Divine Sovereignty and the Scope of Man’s Free Will

Some have wrongly concluded that since God is absolutely sovereign, then man does not have a free will. Scripture emphasizes that God has sovereignly granted to man the ability to make free choices. This is not man usurping God’s role in the world, but this is God’s sovereign design for man. This principle is expressed by our Lord Himself in His interview with Pilate. Pilate charges the Lord, ‘Do you not know that I have power to crucify you, and have power to release you?’ Jesus answers, ‘You could have no power at all against me, unless it had been given you from above’, John 19. 10-11 NKJV. Pilate thought that his ability to make free decisions was a personal right. Our Lord rightly corrects Pilate and states that the ability to make free choices is from God – ‘it is given from above’. God exercises sovereign control in the world; but within this control, He permits certain events and purposes others. The word of God carefully sets forth both the infinite sovereignty of God and human responsibility. To detract from either of these truths is to detract from the fullness of the word of God. A proper biblical balance between the two must be rigorously sought and maintained. A. W. Tozer strikes a proper biblical balance, when he writes, ‘God sovereignly decreed that man should be free to exercise moral choice, and man from the beginning has fulfilled that decree by making his choice between good and evil.
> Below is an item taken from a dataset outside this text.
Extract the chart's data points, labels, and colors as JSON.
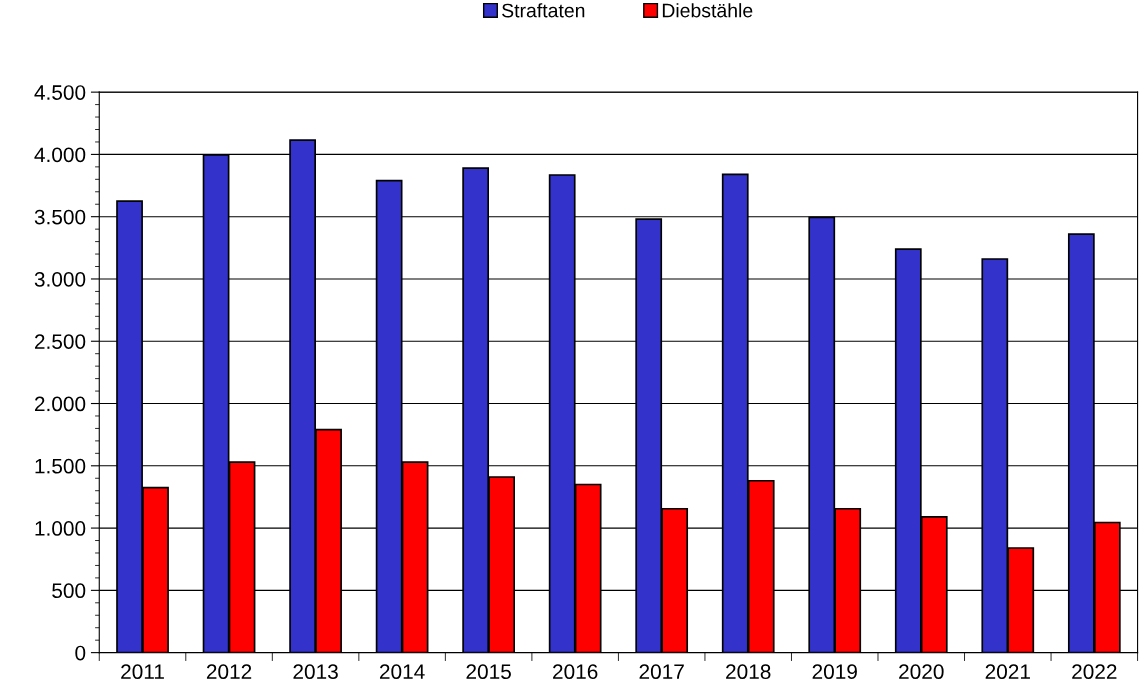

When he chooses to do evil, he does not thereby countervail the sovereign will of God but fulfills it, inasmuch as the eternal decree decided not which choice the man should make but that he should be free to make it. If in His absolute freedom God has willed to give limited freedom, who is there to stay His hand or say, “What doest Thou?” Man’s will is free because God is sovereign. A God less than sovereign could not bestow moral freedom upon His creatures. He would be afraid to do so’.2 C. H. Spurgeon adds, ‘Man is a free agent, a responsible agent, so that his sin is his own wilful sin and it lies fully with him and never with God, and yet at the same time God’s purposes are fulfilled, and His will is done even by demons and corrupt men – I cannot comprehend it: without hesitation I believe it, and rejoice so to do, I never hope to comprehend it … I worship a God I never expect to comprehend’.3

Finally, the doctrine of the sovereignty of God must never provide man with excuses. For no man can deny full responsibility for his actions by claiming that he was irresistibly led by God; God never does violence to the free will. God’s sovereignty and man’s freedom dwell side by side in such a way that the former does not force itself upon the latter. How can this be brought to pass? It is only by and through a sovereign God who is characterized by infinite power, wisdom, love, and goodness.

Endnotes

1

James Orr, The Progress of Dogma, Grand Rapids: Eerdmans, 1952, pg. 292.

2

A. W. Tozer, The Knowledge of the Holy, New York, NY: Harper and Row Publishers, 1961, pg. 118.

3

C. H. Spurgeon, Metropolitan Tabernacle Pulpit, vol. 16, London: Passmore & Alabaster, 1907, pg. 501.